Franz J. Vesely: What is Computational Physics?

Computational physics is physics done by means of computational methods. Computers do not enter into this tentative definition. A number of fundamental techniques of our craft were introduced by Newton, Gauss, Jacobi, and other pioneers who lived quite some time before the invention of workable calculating machines. To be sure, nobody in his right state of mind would apply stochastic methods by throwing dice, and the iterative solution of differential equations is feasible only in conjunction with the high computing speed of electronic calculators. Nevertheless, computational physics is much more than ''Physics Using Computers''.

The essential point in computational physics is not the use of machines, but the systematic application of numerical techniques in place of, and in addition to, analytical methods, in order to render accessible to computation as large a part of physical reality as possible.

In all quantifying sciences the advent of computers rapidly extended the applicability of such numerical methods.

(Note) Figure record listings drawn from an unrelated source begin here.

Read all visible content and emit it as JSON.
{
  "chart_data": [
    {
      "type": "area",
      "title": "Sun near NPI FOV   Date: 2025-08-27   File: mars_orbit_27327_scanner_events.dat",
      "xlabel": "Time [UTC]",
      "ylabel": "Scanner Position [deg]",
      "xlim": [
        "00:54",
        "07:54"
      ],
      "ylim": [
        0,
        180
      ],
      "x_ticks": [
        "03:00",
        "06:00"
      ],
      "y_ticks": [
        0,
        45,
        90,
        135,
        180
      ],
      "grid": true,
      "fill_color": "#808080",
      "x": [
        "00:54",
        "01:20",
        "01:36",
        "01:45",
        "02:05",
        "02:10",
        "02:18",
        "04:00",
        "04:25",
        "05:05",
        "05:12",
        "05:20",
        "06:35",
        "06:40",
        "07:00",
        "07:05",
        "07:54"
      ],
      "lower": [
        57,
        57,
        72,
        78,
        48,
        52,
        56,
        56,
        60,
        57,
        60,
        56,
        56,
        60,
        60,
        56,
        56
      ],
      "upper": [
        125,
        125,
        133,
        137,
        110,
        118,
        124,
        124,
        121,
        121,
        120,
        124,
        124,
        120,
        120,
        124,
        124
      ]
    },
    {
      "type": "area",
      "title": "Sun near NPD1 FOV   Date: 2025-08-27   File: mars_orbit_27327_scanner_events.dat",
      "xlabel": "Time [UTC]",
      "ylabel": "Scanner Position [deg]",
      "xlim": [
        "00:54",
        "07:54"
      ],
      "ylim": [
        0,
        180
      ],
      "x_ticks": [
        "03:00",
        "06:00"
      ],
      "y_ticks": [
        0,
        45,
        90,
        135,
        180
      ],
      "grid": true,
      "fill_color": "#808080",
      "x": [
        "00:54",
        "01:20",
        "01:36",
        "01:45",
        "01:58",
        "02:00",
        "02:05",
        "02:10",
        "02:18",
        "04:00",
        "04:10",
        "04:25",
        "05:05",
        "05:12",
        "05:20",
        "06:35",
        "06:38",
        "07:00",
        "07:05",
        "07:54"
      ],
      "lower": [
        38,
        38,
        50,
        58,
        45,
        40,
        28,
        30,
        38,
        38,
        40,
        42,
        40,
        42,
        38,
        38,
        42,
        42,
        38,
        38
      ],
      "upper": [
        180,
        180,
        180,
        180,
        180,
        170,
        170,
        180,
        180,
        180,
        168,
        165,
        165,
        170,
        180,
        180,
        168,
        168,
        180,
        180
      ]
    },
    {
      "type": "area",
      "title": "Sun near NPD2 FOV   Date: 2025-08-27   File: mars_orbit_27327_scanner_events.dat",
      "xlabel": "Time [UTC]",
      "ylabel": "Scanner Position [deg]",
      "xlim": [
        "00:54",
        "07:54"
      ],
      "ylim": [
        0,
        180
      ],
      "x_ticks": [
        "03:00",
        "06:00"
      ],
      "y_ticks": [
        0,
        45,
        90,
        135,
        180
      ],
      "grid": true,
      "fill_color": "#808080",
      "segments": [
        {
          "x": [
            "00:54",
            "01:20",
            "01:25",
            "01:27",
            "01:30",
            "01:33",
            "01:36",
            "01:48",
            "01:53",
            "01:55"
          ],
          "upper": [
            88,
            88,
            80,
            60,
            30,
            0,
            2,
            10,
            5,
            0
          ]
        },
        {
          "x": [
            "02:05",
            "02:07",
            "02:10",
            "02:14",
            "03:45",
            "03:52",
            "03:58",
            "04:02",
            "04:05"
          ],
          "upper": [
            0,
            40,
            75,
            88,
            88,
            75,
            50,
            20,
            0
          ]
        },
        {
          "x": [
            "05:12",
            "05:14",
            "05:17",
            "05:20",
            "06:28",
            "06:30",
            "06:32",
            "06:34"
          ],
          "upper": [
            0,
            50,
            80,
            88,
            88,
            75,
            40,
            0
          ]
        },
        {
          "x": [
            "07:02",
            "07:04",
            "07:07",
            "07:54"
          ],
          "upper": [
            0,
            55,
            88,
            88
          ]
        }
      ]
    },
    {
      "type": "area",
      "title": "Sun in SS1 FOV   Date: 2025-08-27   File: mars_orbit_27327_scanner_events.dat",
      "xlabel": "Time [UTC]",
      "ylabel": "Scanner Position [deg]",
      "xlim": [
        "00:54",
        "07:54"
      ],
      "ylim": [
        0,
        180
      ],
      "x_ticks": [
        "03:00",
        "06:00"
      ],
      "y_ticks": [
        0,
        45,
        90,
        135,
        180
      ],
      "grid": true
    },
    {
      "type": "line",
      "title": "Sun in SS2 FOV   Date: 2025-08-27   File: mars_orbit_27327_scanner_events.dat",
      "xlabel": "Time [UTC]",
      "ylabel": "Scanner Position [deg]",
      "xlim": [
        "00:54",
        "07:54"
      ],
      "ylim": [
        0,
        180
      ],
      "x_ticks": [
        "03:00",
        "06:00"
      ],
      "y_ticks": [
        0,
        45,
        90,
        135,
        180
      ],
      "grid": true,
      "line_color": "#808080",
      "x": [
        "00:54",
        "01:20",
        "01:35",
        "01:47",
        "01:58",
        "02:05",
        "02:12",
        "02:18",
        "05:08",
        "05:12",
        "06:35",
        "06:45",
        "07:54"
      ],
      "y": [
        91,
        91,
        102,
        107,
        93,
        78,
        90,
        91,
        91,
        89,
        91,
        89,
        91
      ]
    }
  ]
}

In the case of physics, however, it triggered the evolution of an entirely new field with its own goals, its own problems, and its own heroes. Since the late forties, computational physicists have developed new numerical techniques (Monte Carlo and molecular dynamics simulation, fast Fourier transformation), discovered unexpected physical phenomena (Alder vortices, shear thinning), and posed new questions to theory and experiment (chaos, strange attractors, cellular automata, neural nets, spin glasses, ...).

An introductory text on computational physics must first of all provide the basic numerical/computational techniques.